Esa situación se ha empezado a notar en El Salvador desde hace un par de meses. Cifras del Banco Central de Reserva (BCR) sostienen que el país recibió $3,604 millones en remesas familiares a agosto de 2018, con un crecimiento de 9.5 %, superando en $311 millones a los ingresos recibidos bajo este concepto en el mismo período del año anterior. Pero cuando se revisa la cifra de remesas hasta agosto de 2017 se encuentra una tasa de crecimiento de 10.6 %.

El presidente del Banco Central, Óscar Cabrera, dijo al inicio de este año que los primeros estudios elaborados por el BCR indican que los envíos de las remesas familiares comenzarán a presentar una desaceleración pero a partir de 2019.

El funcionario sostuvo que la previsión para las remesas en 2018 es de un crecimiento de 3.8 %. "Para 2019, la proyección es de un crecimiento de 0.9 %; en 2020 y 2022 el impacto que vemos es que las remesas van a crecer 0.2 % y 0.7 %, respectivamente", comentó.
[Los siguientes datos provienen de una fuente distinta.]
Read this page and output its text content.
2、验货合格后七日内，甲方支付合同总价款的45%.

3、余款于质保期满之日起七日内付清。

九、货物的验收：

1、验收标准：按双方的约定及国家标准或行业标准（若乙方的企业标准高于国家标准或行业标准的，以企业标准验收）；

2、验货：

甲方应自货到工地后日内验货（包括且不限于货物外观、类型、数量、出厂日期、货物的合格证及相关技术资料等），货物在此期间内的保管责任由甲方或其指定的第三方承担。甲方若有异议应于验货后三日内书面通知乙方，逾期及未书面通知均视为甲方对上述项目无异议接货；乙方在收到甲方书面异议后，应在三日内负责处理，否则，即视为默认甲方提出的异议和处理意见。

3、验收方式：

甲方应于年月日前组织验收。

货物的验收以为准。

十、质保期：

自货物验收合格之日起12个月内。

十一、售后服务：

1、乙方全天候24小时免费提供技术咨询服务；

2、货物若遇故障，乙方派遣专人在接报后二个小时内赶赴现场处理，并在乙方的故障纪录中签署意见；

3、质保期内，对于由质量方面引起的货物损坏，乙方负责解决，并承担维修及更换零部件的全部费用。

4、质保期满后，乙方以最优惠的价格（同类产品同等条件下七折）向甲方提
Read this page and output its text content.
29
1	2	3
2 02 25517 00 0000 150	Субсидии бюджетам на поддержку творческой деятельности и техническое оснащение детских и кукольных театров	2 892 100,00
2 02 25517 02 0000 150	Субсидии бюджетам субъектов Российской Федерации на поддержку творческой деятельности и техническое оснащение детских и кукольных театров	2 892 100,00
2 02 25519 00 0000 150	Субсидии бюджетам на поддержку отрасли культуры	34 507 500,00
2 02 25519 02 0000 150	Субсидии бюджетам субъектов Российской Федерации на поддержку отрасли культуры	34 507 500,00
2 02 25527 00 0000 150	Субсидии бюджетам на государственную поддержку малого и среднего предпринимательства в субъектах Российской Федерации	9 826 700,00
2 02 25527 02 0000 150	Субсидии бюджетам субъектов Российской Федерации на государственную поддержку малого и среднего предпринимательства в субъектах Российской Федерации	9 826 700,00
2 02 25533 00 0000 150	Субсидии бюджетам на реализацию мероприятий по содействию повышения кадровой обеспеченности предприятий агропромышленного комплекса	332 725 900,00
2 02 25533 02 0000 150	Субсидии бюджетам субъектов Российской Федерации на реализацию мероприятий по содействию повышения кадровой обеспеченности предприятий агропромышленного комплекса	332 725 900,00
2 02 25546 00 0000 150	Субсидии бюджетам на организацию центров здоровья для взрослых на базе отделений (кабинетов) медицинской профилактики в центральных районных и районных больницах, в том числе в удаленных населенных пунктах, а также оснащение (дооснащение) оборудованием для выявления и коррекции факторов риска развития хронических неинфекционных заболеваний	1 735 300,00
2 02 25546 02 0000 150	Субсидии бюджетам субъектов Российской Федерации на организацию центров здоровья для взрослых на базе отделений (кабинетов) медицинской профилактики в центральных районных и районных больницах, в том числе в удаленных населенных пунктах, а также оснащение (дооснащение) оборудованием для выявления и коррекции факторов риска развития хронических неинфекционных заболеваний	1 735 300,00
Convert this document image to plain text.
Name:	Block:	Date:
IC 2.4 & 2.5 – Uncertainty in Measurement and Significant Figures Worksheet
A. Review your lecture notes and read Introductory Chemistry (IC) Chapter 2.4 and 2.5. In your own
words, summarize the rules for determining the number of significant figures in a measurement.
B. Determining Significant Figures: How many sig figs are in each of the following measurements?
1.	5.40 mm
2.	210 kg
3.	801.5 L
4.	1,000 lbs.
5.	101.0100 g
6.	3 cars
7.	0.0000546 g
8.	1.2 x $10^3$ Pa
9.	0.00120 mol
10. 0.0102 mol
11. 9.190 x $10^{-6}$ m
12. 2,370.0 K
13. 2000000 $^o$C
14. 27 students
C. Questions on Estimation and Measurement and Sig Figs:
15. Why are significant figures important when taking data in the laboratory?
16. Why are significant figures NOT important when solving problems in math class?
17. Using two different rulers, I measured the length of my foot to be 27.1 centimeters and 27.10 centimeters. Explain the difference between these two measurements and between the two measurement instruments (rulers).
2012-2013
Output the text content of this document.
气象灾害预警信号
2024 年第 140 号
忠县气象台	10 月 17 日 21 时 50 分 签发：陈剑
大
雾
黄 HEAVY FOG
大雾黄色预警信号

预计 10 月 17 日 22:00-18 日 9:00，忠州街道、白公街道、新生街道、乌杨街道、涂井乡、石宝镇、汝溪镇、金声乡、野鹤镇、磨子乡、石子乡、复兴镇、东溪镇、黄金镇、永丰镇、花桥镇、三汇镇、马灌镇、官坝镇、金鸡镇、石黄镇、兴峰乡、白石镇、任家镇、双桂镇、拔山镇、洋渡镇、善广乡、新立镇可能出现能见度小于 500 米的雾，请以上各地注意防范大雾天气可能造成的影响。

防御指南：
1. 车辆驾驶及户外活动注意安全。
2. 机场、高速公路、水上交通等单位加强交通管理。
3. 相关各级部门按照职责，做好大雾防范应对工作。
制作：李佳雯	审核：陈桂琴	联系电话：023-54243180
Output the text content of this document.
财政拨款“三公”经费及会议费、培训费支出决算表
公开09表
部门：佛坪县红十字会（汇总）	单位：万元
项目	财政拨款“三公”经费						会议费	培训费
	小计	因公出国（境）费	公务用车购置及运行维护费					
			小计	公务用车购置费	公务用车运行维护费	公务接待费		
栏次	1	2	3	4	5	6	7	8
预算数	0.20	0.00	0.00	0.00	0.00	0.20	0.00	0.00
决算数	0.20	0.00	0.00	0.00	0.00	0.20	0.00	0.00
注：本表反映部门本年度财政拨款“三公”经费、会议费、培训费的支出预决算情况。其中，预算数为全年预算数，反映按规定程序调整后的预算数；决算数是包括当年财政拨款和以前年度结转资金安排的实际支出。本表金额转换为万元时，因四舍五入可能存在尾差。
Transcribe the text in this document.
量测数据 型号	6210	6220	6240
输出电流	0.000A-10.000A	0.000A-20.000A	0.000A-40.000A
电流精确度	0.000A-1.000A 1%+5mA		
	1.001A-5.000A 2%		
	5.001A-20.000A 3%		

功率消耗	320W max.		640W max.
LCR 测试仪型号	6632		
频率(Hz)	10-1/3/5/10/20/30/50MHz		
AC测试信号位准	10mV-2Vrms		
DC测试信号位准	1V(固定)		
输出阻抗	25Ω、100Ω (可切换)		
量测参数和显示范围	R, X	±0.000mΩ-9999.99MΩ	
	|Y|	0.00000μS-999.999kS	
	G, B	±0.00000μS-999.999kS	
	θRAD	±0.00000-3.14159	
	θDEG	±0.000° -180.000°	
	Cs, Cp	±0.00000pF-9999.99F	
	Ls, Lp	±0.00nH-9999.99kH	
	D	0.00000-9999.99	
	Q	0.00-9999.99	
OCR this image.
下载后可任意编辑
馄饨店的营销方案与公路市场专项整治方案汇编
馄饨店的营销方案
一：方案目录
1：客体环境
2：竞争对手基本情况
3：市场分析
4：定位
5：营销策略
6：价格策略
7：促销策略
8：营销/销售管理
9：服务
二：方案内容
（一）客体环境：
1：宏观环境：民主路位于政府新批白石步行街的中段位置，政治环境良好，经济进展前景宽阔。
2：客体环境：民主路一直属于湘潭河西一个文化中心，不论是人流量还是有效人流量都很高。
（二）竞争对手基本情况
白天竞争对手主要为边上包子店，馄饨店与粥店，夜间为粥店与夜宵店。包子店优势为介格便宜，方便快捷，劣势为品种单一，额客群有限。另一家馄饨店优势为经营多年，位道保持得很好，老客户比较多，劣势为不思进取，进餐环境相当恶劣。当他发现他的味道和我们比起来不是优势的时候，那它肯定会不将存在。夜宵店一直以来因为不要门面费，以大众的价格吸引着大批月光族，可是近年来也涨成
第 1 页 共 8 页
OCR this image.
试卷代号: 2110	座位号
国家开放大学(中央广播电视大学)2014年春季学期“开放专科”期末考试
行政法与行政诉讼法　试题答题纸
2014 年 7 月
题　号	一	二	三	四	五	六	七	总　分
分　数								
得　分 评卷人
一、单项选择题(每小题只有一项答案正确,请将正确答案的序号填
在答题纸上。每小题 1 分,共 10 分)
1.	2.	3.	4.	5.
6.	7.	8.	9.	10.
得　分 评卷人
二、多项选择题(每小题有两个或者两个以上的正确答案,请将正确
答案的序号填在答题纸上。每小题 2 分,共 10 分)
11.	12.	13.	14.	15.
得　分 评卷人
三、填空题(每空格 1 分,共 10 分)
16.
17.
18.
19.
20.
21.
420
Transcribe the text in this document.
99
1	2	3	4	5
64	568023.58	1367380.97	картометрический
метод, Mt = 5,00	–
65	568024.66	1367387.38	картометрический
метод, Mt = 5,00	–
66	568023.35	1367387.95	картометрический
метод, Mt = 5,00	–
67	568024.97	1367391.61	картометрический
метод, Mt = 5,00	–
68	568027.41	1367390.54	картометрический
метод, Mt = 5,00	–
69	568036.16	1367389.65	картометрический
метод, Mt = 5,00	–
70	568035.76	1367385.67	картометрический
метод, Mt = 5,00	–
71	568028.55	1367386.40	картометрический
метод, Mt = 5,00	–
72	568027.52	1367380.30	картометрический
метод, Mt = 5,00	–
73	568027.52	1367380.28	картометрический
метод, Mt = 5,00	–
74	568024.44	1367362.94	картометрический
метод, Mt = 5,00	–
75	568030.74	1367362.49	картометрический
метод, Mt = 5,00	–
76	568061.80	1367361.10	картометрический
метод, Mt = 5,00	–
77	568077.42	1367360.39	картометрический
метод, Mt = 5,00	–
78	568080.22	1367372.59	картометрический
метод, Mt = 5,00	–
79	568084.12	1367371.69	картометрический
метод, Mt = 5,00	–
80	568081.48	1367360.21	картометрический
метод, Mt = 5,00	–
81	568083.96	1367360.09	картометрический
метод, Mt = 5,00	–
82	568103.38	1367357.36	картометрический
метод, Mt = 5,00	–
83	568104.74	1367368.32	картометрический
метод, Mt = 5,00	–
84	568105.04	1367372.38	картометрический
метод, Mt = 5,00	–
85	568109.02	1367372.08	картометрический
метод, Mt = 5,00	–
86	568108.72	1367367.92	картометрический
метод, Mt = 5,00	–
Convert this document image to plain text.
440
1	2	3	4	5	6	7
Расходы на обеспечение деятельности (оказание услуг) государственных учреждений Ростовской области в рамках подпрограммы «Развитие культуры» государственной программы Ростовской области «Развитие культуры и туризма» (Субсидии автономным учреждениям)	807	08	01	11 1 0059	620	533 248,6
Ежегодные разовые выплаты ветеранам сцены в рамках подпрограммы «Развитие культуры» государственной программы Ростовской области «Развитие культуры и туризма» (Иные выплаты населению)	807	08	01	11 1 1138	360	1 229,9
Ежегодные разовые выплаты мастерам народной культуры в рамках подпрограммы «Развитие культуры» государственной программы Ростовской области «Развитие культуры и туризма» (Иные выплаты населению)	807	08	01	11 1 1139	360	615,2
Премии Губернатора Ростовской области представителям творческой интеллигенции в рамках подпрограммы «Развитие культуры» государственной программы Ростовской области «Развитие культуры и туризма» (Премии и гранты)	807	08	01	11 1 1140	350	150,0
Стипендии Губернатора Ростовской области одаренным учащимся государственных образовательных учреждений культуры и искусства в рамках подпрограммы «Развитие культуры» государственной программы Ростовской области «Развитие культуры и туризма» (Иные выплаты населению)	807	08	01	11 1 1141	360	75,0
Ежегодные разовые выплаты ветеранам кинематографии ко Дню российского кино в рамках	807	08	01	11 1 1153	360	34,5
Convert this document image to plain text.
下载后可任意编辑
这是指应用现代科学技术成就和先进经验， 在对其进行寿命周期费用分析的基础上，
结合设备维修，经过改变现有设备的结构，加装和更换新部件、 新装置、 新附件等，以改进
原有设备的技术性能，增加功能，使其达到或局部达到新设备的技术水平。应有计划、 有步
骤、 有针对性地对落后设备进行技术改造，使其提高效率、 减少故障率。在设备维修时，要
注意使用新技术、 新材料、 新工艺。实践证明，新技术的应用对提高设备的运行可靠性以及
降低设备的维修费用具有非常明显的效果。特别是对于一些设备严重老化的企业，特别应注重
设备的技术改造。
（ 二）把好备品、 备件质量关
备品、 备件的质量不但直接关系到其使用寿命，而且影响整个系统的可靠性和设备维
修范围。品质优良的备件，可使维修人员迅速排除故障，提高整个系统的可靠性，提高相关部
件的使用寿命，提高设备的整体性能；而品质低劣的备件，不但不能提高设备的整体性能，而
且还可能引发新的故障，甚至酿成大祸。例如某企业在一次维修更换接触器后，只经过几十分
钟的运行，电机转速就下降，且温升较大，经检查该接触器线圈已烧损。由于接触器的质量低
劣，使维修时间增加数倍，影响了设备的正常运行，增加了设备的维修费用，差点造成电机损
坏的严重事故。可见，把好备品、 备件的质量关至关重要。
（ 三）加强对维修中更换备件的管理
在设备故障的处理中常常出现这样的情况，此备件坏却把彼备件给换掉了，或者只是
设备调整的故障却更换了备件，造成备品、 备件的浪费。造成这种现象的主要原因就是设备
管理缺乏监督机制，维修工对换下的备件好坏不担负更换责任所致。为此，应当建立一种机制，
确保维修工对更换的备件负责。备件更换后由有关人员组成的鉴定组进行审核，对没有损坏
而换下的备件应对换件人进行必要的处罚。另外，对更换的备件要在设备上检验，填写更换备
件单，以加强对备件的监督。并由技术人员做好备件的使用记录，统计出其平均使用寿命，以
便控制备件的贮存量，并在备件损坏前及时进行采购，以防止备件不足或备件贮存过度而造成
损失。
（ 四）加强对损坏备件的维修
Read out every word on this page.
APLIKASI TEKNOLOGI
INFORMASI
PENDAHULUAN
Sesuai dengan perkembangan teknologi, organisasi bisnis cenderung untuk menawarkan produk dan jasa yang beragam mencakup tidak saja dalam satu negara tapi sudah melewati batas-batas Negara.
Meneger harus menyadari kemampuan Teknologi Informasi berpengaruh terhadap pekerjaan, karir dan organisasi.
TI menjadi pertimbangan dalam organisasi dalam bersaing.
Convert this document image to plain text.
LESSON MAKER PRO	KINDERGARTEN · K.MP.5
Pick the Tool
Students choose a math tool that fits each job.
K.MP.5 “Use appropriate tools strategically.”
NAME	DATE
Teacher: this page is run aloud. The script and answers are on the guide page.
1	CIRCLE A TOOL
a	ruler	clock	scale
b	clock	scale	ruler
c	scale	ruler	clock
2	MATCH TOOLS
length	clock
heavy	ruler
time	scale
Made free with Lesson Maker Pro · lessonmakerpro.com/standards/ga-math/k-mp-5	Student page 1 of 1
Hace dos meses, el BID también advirtió, a través de un estudio, que los países que conforman el Triángulo Norte comenzarán a recibir menos remesas debido a un endurecimiento de las políticas laborales y migratorias de Estados Unidos.

"Este estudio formula y cuantifica escenarios alternativos sobre el impacto de los cambios de las políticas (principalmente sobre migración y mercados laborales) en los Estados Unidos. Los resultados obtenidos son que las remesas disminuirían en torno al 7 % debido al endurecimiento de las políticas laborales y migratorias en dicho país norteamericano. Se observará una disminución adicional del 6 % debido a la terminación del Estatus de Protección Temporal (TPS, por sus siglas en inglés) para ciertos migrantes de El Salvador y Honduras", se lee en el documento, elaborado por el economista líder del BID, Emmanuel Abuelafia.

La CEPAL concluye que en el corto y mediano plazo hay diversos factores que pueden afectar el flujo de remesas a los países de CARD. "Además hay posibles inflexiones en los determinantes estructurales del flujo de migraciones y de remesas (el recrudecimiento de violencia, los desastres naturales, desempeño económico en las economías receptoras y emisoras), se deben considerar las restricciones ya señaladas por una política migratoria adversa en los Estados Unidos", agrega.

"Cabe subrayar las iniciativas en curso propuestas por el próximo gobierno de México, que ha anunciado un ‘enfoque migratorio integral’, el cual habría de incidir sin duda en los flujos que a la fecha transitan por ese corredor migratorio desde Centroamérica hacia los Estados Unidos", complementa el organismo de la región centroamericana.